Eu não ligo para o que as pessoas pensavam, ao me ver escrevendo sozinha em um restaurante. Todas as mesas existem uma segunda ou terceira pessoa, mas eu estava ali, sozinha, por vezes com lágrimas aos olhos, de emoção, dificilmente eu não choro quando eu escrevo. São minhas emoções traçadas aqui, nuas e cruas.

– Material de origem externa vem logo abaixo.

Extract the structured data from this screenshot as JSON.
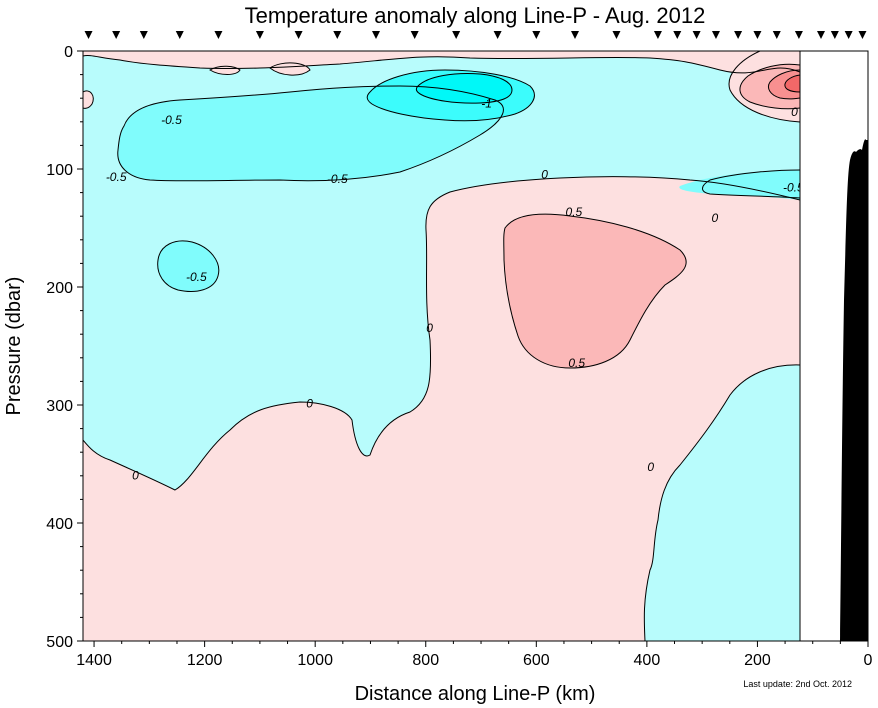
{
  "chart_data": {
    "type": "heatmap",
    "title": "Temperature anomaly along Line-P - Aug. 2012",
    "xlabel": "Distance along Line-P (km)",
    "ylabel": "Pressure (dbar)",
    "xlim": [
      1420,
      0
    ],
    "ylim": [
      500,
      0
    ],
    "x_ticks": [
      1400,
      1200,
      1000,
      800,
      600,
      400,
      200,
      0
    ],
    "y_ticks": [
      0,
      100,
      200,
      300,
      400,
      500
    ],
    "data_end_km": 125,
    "station_km": [
      1410,
      1360,
      1310,
      1245,
      1175,
      1100,
      1030,
      960,
      890,
      820,
      745,
      670,
      600,
      530,
      455,
      380,
      345,
      310,
      275,
      235,
      200,
      165,
      125,
      85,
      60,
      35,
      10
    ],
    "contour_levels": [
      -1.5,
      -1,
      -0.5,
      0,
      0.5,
      1,
      1.5
    ],
    "colors": {
      "neg_weak": "#b8fcfc",
      "neg_mid": "#80fcfc",
      "neg_strong": "#3cfcfc",
      "neg_max": "#00f8f8",
      "pos_weak": "#fde0e0",
      "pos_mid": "#fbb8b8",
      "pos_strong": "#f89090",
      "pos_max": "#f26868",
      "topography": "#000000"
    },
    "contour_labels": [
      {
        "text": "-0.5",
        "x": 1260,
        "y": 62
      },
      {
        "text": "-0.5",
        "x": 1360,
        "y": 110
      },
      {
        "text": "-0.5",
        "x": 960,
        "y": 112
      },
      {
        "text": "-0.5",
        "x": 1215,
        "y": 195
      },
      {
        "text": "-1",
        "x": 690,
        "y": 48
      },
      {
        "text": "0",
        "x": 585,
        "y": 108
      },
      {
        "text": "0",
        "x": 277,
        "y": 145
      },
      {
        "text": "0",
        "x": 1010,
        "y": 302
      },
      {
        "text": "0",
        "x": 793,
        "y": 238
      },
      {
        "text": "0",
        "x": 1325,
        "y": 363
      },
      {
        "text": "0",
        "x": 393,
        "y": 356
      },
      {
        "text": "0",
        "x": 133,
        "y": 55
      },
      {
        "text": "0.5",
        "x": 532,
        "y": 140
      },
      {
        "text": "0.5",
        "x": 527,
        "y": 268
      },
      {
        "text": "-0.5",
        "x": 135,
        "y": 119
      }
    ],
    "note": "Last update: 2nd Oct. 2012"
  }
}
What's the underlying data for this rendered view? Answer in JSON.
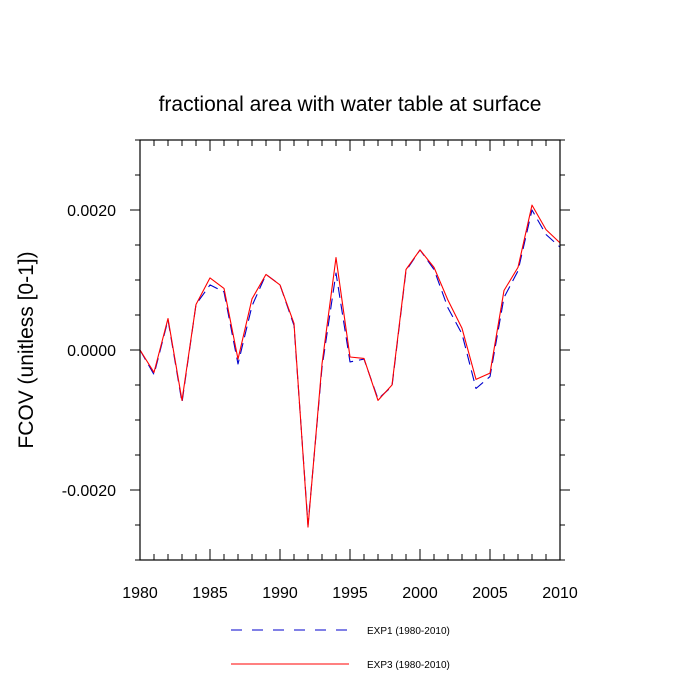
{
  "chart_data": {
    "type": "line",
    "title": "fractional area with water table at surface",
    "xlabel": "",
    "ylabel": "FCOV  (unitless [0-1])",
    "xlim": [
      1980,
      2010
    ],
    "ylim": [
      -0.003,
      0.003
    ],
    "x_ticks": [
      1980,
      1985,
      1990,
      1995,
      2000,
      2005,
      2010
    ],
    "x_tick_labels": [
      "1980",
      "1985",
      "1990",
      "1995",
      "2000",
      "2005",
      "2010"
    ],
    "y_ticks": [
      -0.002,
      0.0,
      0.002
    ],
    "y_tick_labels": [
      "-0.0020",
      "0.0000",
      "0.0020"
    ],
    "grid": false,
    "legend_position": "bottom",
    "x": [
      1980,
      1981,
      1982,
      1983,
      1984,
      1985,
      1986,
      1987,
      1988,
      1989,
      1990,
      1991,
      1992,
      1993,
      1994,
      1995,
      1996,
      1997,
      1998,
      1999,
      2000,
      2001,
      2002,
      2003,
      2004,
      2005,
      2006,
      2007,
      2008,
      2009,
      2010
    ],
    "series": [
      {
        "name": "EXP1 (1980-2010)",
        "color": "#0000cc",
        "dash": "dashed",
        "values": [
          0.0,
          -0.00035,
          0.00043,
          -0.00075,
          0.00065,
          0.00093,
          0.00083,
          -0.0002,
          0.00063,
          0.00108,
          0.00093,
          0.00035,
          -0.0025,
          -0.00025,
          0.0011,
          -0.00017,
          -0.00013,
          -0.0007,
          -0.00052,
          0.00113,
          0.00143,
          0.00115,
          0.0006,
          0.00023,
          -0.00055,
          -0.00038,
          0.00075,
          0.00113,
          0.002,
          0.00165,
          0.00147
        ]
      },
      {
        "name": "EXP3 (1980-2010)",
        "color": "#ff0000",
        "dash": "solid",
        "values": [
          0.0,
          -0.00032,
          0.00045,
          -0.00072,
          0.00065,
          0.00103,
          0.00088,
          -0.00013,
          0.00073,
          0.00108,
          0.00093,
          0.00038,
          -0.00253,
          -0.0002,
          0.00132,
          -0.0001,
          -0.00012,
          -0.00072,
          -0.0005,
          0.00115,
          0.00143,
          0.00118,
          0.00071,
          0.00031,
          -0.00042,
          -0.00033,
          0.00085,
          0.00118,
          0.00207,
          0.00172,
          0.00153
        ]
      }
    ]
  }
}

Enquanto eu escrevo, há um casal na minha frente com a filha. Ela carrega uma rosa nos cabelos, e ela, com toda a sua teimosia de criança, brincava com os utensílios dispostos naquela mesa. E quando ela não tentava instalar o caos naquela mesa, ela dançava alegremente e inocentemente a música com gosto duvidoso que tocava. Você, homem silencioso e questionador, me cativou a ponto de ignorar toda a blasfêmia sonora que tocava naquele lugar. O que mais me importava naquele momento, era a sinceridade neste fluxo tão intenso de pensamentos, pensamentos que eu esperava ter coragem suficiente para transcrever para este humilde endereço. E eu perdi uma madrugada de segunda inteira, dormi apenas 2 horas, para enfim, desmistificar o meu medo de ao menos tentar ser feliz, não ter medos de arriscar. Eu perdi um certo tempo de minha vida não permitindo-me mostrar-me por inteiro, pelo medo de que os julgamentos de uma sociedade tão mesquinha e cheia de julgamentos injustos e desnecessários. Antes, eu me escondia por trás da pilastra que me dava a falsa sensação de proteção, de conforto. Hoje, o desconforto do meu caos não me amedronta mais. Eu sou como São Jorge, como Dom Quixote, mato os meus dragões de medo com minha espada, e ela não precisa estar afiada a todo momento, para isto basta-me apenas minha coragem.  A coragem de uma mulher é o elemento mais cortante deste mundo, é algo resistente, lapidado como um diamante, nós mulheres, somo como um rio…Eu li isso em um livro ao qual estou relendo pela terceira vez. Quando minhas mãos se sentiam cansadas do ofício de escrever, eu me perdia nas páginas de um livro sobre um homem despedaçado, sobre o delírio das moscas, sobre a filosofia dos homens-rios.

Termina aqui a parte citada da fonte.